Older patients in all stratified groups consistently had a slightly higher risk of developing second primary tumors (HR ≥1.01, P = 0.0001). The slightly higher risk for older patients of developing secondary primary tumors was confirmed in the bootstrap analysis of patient cohorts matched for size and year of diagnosis (Additional file 1: Tables S1–S4). The HR of 1.01 may be statistically significant owing to the large sample size, but it may not allow biological or clinical interpretation. We could speculate that older patients may have received different therapies, including lower total radiation doses and less additional systemic therapy.
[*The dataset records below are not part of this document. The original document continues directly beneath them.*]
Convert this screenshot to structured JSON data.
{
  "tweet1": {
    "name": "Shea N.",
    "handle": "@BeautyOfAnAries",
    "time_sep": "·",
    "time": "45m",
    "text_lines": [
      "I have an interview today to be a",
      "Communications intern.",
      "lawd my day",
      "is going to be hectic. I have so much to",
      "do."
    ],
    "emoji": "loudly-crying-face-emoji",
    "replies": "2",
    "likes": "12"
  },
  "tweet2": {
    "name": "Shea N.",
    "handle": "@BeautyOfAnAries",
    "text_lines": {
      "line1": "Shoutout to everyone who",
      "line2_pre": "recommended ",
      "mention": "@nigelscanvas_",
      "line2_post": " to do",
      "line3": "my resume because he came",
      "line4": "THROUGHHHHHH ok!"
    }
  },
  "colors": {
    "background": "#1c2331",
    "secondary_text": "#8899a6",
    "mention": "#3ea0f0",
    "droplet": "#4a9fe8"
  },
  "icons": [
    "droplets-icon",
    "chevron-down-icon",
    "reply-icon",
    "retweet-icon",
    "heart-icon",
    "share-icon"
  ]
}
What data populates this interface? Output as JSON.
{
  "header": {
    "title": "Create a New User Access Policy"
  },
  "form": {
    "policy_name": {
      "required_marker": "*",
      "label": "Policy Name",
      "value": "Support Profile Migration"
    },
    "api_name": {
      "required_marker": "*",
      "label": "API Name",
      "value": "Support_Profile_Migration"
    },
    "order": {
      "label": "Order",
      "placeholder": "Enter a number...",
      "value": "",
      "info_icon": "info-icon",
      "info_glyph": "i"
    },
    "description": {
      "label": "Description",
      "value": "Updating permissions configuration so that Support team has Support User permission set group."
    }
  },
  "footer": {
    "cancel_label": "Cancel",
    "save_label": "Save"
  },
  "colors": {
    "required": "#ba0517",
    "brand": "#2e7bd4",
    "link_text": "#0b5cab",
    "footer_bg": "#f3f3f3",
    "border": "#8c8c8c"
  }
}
The limitation of the presented analysis is its retrospective nature with all applicable biases, absent systemic treatment data, and no information regarding selection criteria for neoadjuvant RT recorded in the SEER database. Long-term cancer-free survival after neoadjuvant RT needs to be validated in prospective, randomized clinical trials with control for confounding factors, including radiation protocols (total dose, fractionation) and concurrent systemic therapies.

A complete course of neoadjuvant RT may introduce concerns for subsequent lumpectomy, including skin burn and fibrosis. This could be prevented through neoadjuvant accelerated partial breast irradiation or stereotactic protocols [23]. The observed benefit of neoadjuvant RT aligns with the growing body of literature of the immune activation effects of radiation, including shrinking of untreated metastases outside the radiation field [25,26,27]. To fully harness the synergy of radiation and the immune system, it may be sufficient to deliver limited immune-priming radiation (35 Gy in ten fractions over 2 weeks [28], 24 Gy in three fractions [29]) before surgery and shortened courses of adjuvant standard fractionation protocols. Many ER-positive patients with early-stage breast cancer are currently treated with lumpectomy, adjuvant radiation, and endocrine therapy alone. One could envision a short course of preoperative partial breast RT for a clinical early-stage, ER-positive, HER2-negative tumor, followed by a period of preoperative endocrine therapy, to allow time for the immune response to form; then the patient could undergo lumpectomy and lymph node sampling. If patients remain lymph node-negative and are suitable for continued endocrine therapy alone, then this sequence may reduce additional delayed recurrences without significant extra toxicity. Although this group is perceived as having an excellent prognosis overall, the cumulative incidence of long-term recurrences seen in the ER-positive SEER cohort would argue that the simple switch from adjuvant to neoadjuvant RT may result in a meaningful benefit for a large number of women over time. For higher-stage or more aggressive disease, neoadjuvant radiation-induced immunity may require enhancement by subsequent chemoimmunotherapy with agents such as weekly taxanes plus an anti-CTLA4 antibody [26] or anti-programmed death 1 antibody [30].

Conclusions

To our knowledge, this is the first study to explore the long-term incidence of second primary cancers and survival for patients with early-stage breast cancer who received RT adjuvant or neoadjuvant to surgery. Our findings show that the hazard of developing second primary cancer is significantly lower when RT is applied before surgery than after surgery, especially for ER-positive patients. Neoadjuvant radiation does not decrease overall survival for patients with early-stage breast cancer. These findings are worthy of a prospective clinical trial to improve local control while decreasing the risk of distant metastases and to identify the potential contribution of neoadjuvant vs. adjuvant radiation-induced immunity.